Von: Ivd
Brixen – Die Funktionärinnen der Südtiroler Bäuerinnenorganisation (SBO) kamen am Freitag zu ihrer Klausurtagung an der Universität in Brixen zusammen. Neben vereinsinternen Punkten wie Statutenanpassungen sowie Tätigkeits- und Kassaberichten stand vor allem der fachliche Austausch zu aktuellen agrarischen, rechtlichen und betriebswirtschaftlichen Fragestellungen im Mittelpunkt.
Im Rahmen der Tagung wurde mehrfach auf die wachsende Bedeutung der Bäuerinnen innerhalb der Südtiroler Landwirtschaft hingewiesen. In den Berichten wurde deutlich, dass ihre Tätigkeit längst über klassische Aufgaben hinausgeht. Vorgestellt wurden unter anderem Projekte in den Bereichen Direktvermarktung, Bildung, soziale Dienstleistungen, Beratung sowie Kooperationen mit Institutionen und Organisationen auf Landesebene.

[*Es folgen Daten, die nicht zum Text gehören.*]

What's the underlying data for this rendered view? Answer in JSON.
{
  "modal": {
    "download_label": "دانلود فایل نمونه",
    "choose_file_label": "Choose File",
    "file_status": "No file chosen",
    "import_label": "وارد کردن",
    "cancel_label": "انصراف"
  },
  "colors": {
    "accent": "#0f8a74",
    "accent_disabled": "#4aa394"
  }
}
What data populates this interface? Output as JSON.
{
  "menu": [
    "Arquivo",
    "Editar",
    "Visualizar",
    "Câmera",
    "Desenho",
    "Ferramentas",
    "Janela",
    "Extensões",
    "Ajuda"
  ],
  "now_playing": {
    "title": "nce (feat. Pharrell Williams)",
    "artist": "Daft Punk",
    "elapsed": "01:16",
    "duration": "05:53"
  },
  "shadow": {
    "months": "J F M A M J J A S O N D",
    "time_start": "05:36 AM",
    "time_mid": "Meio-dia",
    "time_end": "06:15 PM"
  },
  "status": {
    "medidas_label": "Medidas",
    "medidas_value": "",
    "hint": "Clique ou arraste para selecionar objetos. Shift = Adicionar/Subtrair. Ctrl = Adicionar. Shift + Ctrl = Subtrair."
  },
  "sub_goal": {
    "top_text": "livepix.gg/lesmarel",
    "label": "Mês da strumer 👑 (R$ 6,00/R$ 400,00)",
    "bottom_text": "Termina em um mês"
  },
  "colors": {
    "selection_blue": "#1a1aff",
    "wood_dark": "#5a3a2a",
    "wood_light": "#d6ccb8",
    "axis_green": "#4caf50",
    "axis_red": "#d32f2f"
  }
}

Thematisch befassten sich die Teilnehmerinnen unter anderem mit dem aktuellen Tierschutzgesetz, rechtlichen Vorgaben im Pflanzenschutz, Förderkriterien sowie Fragen der Renten- und Sozialabsicherung. Ziel der Klausur war es laut Veranstaltern, Wissen zu vertiefen und die fachliche Weiterentwicklung innerhalb der Organisation zu fördern.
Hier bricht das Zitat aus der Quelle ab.